The growing literature on operations management in the context of the sharing economy typically assumes that both customers and providers are fully rational. In contrast, we consider an on-demand service platform (e.g., Didi and Uber) with boundedly rational customers and providers that sets a price charged to customers and a wage paid to providers. Both customers and providers are sensitive to the payment terms set by the platform and also to congestion in the system (given by the relative numbers of available customers and providers in the market). We capture bounded rationality using a model in which customers and providers are incapable of accurately estimating the congestion level.
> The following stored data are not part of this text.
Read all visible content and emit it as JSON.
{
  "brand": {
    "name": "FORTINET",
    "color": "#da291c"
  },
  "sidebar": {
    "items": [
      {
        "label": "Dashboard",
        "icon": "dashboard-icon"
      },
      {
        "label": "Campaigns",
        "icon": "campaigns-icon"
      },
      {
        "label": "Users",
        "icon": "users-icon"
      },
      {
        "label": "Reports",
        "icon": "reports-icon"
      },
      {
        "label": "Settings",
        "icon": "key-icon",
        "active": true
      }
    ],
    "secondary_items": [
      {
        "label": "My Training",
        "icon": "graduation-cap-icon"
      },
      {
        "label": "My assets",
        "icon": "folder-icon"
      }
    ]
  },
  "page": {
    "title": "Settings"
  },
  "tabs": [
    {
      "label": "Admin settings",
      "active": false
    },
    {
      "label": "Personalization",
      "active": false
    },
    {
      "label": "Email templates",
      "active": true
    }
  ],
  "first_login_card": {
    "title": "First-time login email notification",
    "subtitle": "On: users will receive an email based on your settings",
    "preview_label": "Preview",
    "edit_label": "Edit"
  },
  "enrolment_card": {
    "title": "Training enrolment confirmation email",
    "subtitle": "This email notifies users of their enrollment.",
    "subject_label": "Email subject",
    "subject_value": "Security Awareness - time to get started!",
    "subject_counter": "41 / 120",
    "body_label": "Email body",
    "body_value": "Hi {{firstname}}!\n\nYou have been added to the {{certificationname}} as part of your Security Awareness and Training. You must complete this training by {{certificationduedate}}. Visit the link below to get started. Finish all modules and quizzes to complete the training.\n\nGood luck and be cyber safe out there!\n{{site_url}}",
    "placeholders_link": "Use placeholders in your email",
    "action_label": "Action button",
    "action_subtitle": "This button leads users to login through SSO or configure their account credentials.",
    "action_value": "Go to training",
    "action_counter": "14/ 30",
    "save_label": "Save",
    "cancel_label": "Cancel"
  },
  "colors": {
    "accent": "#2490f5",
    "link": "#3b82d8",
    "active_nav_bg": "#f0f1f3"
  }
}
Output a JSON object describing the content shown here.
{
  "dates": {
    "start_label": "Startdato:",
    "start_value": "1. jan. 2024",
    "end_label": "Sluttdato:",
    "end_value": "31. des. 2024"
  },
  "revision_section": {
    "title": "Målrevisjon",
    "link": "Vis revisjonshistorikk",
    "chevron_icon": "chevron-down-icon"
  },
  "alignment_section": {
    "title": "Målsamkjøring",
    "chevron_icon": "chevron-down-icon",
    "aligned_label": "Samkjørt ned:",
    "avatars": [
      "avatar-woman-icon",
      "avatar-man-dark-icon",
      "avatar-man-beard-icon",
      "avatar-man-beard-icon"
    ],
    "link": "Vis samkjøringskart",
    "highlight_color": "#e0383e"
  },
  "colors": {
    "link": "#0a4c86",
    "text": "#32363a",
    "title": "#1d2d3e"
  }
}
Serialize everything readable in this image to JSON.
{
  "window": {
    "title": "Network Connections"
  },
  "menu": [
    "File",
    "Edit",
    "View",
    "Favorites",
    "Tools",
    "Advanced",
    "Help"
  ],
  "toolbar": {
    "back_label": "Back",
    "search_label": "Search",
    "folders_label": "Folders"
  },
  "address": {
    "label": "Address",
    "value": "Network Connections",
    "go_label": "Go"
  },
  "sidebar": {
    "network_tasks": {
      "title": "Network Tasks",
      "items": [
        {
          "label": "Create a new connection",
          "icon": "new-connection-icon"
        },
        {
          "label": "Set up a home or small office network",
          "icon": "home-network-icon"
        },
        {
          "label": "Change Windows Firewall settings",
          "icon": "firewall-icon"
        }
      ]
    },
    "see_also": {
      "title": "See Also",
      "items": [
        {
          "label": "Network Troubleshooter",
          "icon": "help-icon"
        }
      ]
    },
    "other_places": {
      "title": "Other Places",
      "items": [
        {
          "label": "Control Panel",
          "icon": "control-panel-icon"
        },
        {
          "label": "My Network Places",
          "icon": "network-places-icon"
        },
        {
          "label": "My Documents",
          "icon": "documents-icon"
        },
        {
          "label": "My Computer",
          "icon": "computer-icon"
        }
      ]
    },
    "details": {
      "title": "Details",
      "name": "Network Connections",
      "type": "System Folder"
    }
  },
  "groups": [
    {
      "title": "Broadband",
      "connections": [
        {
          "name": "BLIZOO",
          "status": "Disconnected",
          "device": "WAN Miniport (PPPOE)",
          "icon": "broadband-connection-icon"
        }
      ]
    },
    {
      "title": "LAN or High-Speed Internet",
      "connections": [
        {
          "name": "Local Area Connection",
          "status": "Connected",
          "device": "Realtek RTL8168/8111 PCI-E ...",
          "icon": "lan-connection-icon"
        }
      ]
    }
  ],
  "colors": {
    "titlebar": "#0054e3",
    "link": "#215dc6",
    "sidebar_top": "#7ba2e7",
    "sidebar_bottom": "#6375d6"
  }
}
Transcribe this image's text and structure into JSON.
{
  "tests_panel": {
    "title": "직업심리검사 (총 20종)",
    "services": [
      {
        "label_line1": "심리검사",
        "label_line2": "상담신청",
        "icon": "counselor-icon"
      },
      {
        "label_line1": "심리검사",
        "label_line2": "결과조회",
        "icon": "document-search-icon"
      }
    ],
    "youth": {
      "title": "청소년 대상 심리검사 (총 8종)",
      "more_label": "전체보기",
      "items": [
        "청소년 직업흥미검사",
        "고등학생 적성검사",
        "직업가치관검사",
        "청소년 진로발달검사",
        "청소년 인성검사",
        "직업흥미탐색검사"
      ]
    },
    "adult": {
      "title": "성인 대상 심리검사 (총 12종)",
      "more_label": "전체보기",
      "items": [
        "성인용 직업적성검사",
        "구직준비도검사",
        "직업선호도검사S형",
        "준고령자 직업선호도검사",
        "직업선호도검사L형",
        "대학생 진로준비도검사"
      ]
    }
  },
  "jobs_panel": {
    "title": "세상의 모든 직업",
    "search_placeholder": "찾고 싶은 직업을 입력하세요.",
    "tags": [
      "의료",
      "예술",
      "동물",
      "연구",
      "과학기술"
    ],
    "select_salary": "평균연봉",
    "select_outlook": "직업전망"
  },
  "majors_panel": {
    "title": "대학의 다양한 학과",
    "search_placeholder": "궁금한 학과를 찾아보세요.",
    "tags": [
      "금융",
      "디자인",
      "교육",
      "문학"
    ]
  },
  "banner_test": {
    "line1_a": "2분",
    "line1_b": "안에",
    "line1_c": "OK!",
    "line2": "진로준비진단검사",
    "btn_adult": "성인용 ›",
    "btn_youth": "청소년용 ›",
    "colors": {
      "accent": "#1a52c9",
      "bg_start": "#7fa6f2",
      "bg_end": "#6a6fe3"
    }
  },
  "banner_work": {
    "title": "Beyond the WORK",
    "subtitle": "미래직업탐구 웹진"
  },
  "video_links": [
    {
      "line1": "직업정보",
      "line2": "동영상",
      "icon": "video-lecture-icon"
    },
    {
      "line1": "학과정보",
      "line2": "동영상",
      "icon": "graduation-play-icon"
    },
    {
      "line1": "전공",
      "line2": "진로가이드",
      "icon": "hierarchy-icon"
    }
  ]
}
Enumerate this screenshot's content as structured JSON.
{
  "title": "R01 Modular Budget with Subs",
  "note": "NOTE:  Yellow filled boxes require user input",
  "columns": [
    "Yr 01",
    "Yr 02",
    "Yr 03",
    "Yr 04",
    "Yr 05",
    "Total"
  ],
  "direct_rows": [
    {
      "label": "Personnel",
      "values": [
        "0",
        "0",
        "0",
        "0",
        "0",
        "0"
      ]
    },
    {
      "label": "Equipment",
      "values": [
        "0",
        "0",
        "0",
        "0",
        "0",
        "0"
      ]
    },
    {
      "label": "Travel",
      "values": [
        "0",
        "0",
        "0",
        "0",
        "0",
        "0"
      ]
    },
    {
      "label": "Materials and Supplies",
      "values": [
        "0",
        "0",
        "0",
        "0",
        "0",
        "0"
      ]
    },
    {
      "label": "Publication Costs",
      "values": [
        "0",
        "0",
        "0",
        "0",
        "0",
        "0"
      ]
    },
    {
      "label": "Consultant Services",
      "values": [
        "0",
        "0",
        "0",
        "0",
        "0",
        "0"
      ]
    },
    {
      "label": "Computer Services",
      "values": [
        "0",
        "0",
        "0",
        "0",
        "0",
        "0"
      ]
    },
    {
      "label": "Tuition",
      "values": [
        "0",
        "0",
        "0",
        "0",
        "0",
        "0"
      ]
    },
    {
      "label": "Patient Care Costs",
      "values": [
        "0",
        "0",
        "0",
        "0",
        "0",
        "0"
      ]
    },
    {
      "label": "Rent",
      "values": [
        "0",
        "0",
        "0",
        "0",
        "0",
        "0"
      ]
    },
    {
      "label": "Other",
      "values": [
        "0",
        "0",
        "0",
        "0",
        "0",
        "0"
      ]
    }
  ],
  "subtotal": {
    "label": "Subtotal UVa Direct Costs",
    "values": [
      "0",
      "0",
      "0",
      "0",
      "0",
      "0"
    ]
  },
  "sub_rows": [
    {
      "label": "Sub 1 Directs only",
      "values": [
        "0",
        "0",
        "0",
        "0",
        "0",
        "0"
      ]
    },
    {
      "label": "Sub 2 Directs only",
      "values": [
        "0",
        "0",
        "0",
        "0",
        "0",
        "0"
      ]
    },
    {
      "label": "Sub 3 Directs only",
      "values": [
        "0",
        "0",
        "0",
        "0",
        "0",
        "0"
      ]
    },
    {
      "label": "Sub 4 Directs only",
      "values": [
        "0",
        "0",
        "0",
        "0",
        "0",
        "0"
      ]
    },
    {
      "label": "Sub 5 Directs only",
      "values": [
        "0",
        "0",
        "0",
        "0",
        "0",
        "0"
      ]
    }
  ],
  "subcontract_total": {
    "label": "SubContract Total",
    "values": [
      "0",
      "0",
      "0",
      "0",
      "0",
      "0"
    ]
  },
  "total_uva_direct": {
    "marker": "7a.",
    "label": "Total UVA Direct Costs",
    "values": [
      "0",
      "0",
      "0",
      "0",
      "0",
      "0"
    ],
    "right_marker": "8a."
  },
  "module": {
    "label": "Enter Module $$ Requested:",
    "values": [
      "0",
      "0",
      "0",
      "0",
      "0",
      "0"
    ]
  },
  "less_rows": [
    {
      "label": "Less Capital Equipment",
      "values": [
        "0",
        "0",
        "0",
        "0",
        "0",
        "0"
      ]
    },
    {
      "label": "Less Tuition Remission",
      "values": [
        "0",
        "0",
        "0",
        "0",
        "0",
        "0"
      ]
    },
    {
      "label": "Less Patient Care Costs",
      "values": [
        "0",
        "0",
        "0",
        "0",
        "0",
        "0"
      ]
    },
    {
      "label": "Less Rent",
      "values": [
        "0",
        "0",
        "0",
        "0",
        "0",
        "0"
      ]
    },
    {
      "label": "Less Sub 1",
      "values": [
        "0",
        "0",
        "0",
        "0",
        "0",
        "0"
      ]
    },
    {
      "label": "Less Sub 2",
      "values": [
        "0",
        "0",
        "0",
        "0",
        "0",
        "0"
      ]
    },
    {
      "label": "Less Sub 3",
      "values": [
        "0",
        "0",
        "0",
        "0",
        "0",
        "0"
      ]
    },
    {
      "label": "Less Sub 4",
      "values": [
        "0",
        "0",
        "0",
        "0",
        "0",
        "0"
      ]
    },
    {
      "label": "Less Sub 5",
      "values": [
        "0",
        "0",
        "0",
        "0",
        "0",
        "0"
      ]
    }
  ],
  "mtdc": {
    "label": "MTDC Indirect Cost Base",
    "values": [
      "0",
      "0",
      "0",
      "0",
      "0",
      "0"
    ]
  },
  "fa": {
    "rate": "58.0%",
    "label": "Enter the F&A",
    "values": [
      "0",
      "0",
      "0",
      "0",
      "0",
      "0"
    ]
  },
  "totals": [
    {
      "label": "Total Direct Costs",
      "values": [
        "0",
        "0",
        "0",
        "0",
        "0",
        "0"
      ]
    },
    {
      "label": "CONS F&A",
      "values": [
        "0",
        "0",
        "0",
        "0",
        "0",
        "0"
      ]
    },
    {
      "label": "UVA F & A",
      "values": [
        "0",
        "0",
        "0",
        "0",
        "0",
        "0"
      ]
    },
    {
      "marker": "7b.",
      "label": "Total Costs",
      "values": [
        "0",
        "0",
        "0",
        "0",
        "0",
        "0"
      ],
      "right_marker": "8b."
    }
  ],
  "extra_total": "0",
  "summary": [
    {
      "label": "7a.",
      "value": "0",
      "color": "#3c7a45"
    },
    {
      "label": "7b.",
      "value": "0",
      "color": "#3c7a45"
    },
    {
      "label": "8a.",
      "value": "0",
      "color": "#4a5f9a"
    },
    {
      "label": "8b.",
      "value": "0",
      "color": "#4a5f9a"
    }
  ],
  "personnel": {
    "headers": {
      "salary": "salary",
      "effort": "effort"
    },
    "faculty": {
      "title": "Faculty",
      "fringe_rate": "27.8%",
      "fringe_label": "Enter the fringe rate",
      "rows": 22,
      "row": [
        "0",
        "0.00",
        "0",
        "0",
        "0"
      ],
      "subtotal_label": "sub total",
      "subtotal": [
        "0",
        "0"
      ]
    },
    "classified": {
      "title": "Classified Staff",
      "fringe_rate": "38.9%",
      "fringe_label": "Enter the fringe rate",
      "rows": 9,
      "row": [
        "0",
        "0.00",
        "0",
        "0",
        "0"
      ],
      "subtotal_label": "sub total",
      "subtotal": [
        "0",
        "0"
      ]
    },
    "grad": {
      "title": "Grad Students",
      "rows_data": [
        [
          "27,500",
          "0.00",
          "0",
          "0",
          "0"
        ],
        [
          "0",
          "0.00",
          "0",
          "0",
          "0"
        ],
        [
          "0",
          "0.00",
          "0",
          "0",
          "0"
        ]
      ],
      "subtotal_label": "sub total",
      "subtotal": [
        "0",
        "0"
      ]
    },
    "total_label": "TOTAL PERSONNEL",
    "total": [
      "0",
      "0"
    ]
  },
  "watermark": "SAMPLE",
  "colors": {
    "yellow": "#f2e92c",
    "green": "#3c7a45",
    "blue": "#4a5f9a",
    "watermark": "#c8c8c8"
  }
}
We examine the impact of bounded rationality on the platform profit, consumer surplus, and labor welfare. We find that both customers’ and providers’ bounded rationalities may benefit the platform. Specifically, when customers’ or providers’ bounded rationality level and service valuation are relatively large or the valuation is relatively small, more irrational customers or providers increases the platform’s profit. Moreover, we find that the platform can exploit the bounded rationality differences between customers and providers to gain profit. Counterintuitively, we also demonstrate that the high bounded rationality of customers or providers may increase consumer surplus and/or labor welfare. Finally, bounded rationality on one side (e.g., customer side) can make bounded rationality on the other side (e.g., provider side) more likely to increase the platform’s profit, consumer surplus, or labor welfare under certain conditions.